— Даже если ее разрушила жизнь?
— Да, и тогда. — Она повернулась от окна, ненавидяще посмотрела на Кедрова. — Уж не Андрей ли насоветовал вам приехать ко мне?
— Я приехал сюда на его паровозе. Но вернуться в Новоград осмелился сам. Не мог не вернуться, если что-то оставил. Должен был пройти через все это.
— Через что?
— Через нелюбовь.
— Ах, Дмитрий, Дмитрий. Какой вы еще ребенок! Где вы ночуете?
— У Скочиловых.
— Я занесу направление, а утром провожу…
— Спасибо! Я уеду рано. А места ваши мне нравятся, удивительные места. Они близки мне, и я не знаю, как расстанусь с ними. Не хочу расставаться! Все это мне нужно. Я ждал и искал.
Кедров вернулся к Скочиловым. Вася-Казак сидел с сыном Ваней на скамейке. Мальчик, завидев Кедрова, что-то стал шептать отцу на ухо. Катя беловолосым одуванчиком вертелась перед ними на тонких ножках.
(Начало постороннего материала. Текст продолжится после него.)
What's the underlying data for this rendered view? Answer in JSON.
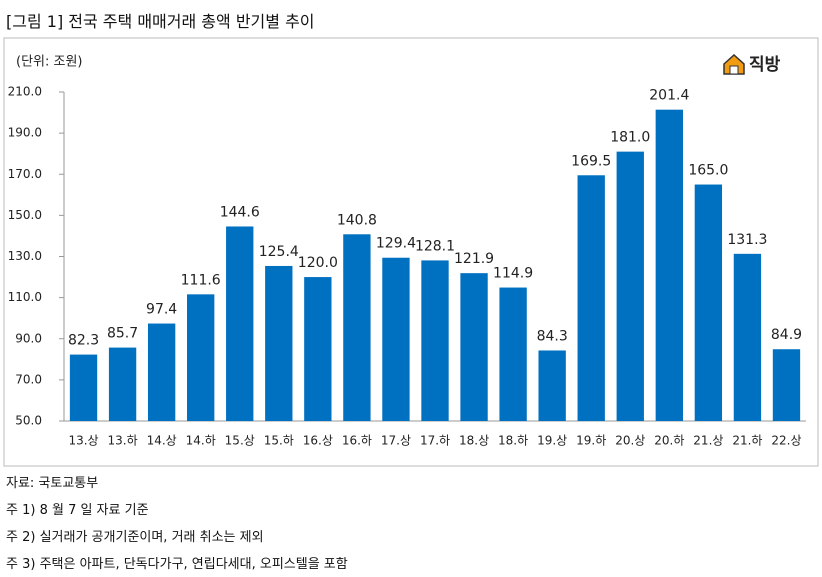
{
  "title": "[그림 1] 전국 주택 매매거래 총액 반기별 추이",
  "chart_data": {
    "type": "bar",
    "subtitle": "(단위: 조원)",
    "logo": "직방",
    "categories": [
      "13.상",
      "13.하",
      "14.상",
      "14.하",
      "15.상",
      "15.하",
      "16.상",
      "16.하",
      "17.상",
      "17.하",
      "18.상",
      "18.하",
      "19.상",
      "19.하",
      "20.상",
      "20.하",
      "21.상",
      "21.하",
      "22.상"
    ],
    "values": [
      82.3,
      85.7,
      97.4,
      111.6,
      144.6,
      125.4,
      120.0,
      140.8,
      129.4,
      128.1,
      121.9,
      114.9,
      84.3,
      169.5,
      181.0,
      201.4,
      165.0,
      131.3,
      84.9
    ],
    "value_labels": [
      "82.3",
      "85.7",
      "97.4",
      "111.6",
      "144.6",
      "125.4",
      "120.0",
      "140.8",
      "129.4",
      "128.1",
      "121.9",
      "114.9",
      "84.3",
      "169.5",
      "181.0",
      "201.4",
      "165.0",
      "131.3",
      "84.9"
    ],
    "color": "#0070c0",
    "ylim": [
      50,
      210
    ],
    "yticks": [
      {
        "value": 50,
        "label": "50.0"
      },
      {
        "value": 70,
        "label": "70.0"
      },
      {
        "value": 90,
        "label": "90.0"
      },
      {
        "value": 110,
        "label": "110.0"
      },
      {
        "value": 130,
        "label": "130.0"
      },
      {
        "value": 150,
        "label": "150.0"
      },
      {
        "value": 170,
        "label": "170.0"
      },
      {
        "value": 190,
        "label": "190.0"
      },
      {
        "value": 210,
        "label": "210.0"
      }
    ],
    "grid": false
  },
  "notes": [
    "자료: 국토교통부",
    "주 1) 8 월 7 일 자료 기준",
    "주 2) 실거래가 공개기준이며, 거래 취소는 제외",
    "주 3) 주택은 아파트, 단독다가구, 연립다세대, 오피스텔을 포함"
  ]
}
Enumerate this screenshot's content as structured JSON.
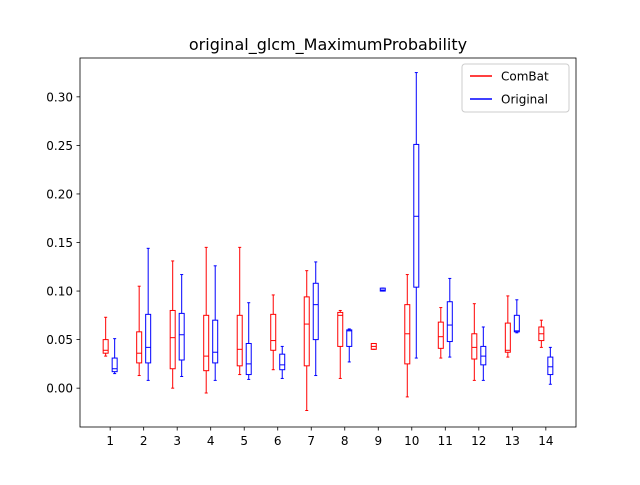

На миг она остановилась и вдруг бросилась навстречу Кедрову, схватила его за руку, потащила к скамейке.
— Пап, попроси дядю, пап! — стала канючить она.
Вася, держа сына на своей единственной руке, встал. Заговорил просительно:
— Проходу от них нет, товарищ капитан: посвисти да посвисти, то по-соловьиному, то по-скворчиному. Да неужто я умею? — Осекся, спросил: — Что-то вы не в духе? Иль с ногой нелады?
— Нелады, — сказал Дмитрий. — Доктор недовольна. Направляет в областной госпиталь.
— Дела! — И на ребят: — Кыш, дяде не до вас.
Кедров вдруг рассмеялся — до того странным показалось ему то, что вчера он развлекал детей, подражая птичьим голосам, а сейчас не пискнул бы и воробьем, — все куда-то делось, будто и не бывало, Он вспомнил пустое гнездо, в котором еще утром была жизнь. Или, может, тех птенцов не было? Нет, были, не сошел же он с ума…
И тут он подумал, что Надя совсем не знает его, ничего о нем не знает. Ни о том потрясении, которое он испытал впервые, когда увидел ее глаза над марлевой повязкой, большие серые глаза, озабоченно-пристальные, глядящие не на него, а как бы в него, — он лежал тогда на операционном столе. Не знает она и того, как он страдал, ожидая возвращения майора Анисимова с «поддежуривания» (ох уж это словечко, хуже не придумаешь). Не знает и того, как он вздрагивал от чуточного прикосновения к нему ее пальцев. А ту встречу у госпиталя весенним утром она, наверно, вовсе не помнит. И никогда теперь не узнает, как он не опал ночами в далеких Коровьих Лужках. Но если не знает, не помнит, то почему у нее сегодня были такие ясные, распахнутые глаза, какие бывают лишь тогда, когда человек обрадован…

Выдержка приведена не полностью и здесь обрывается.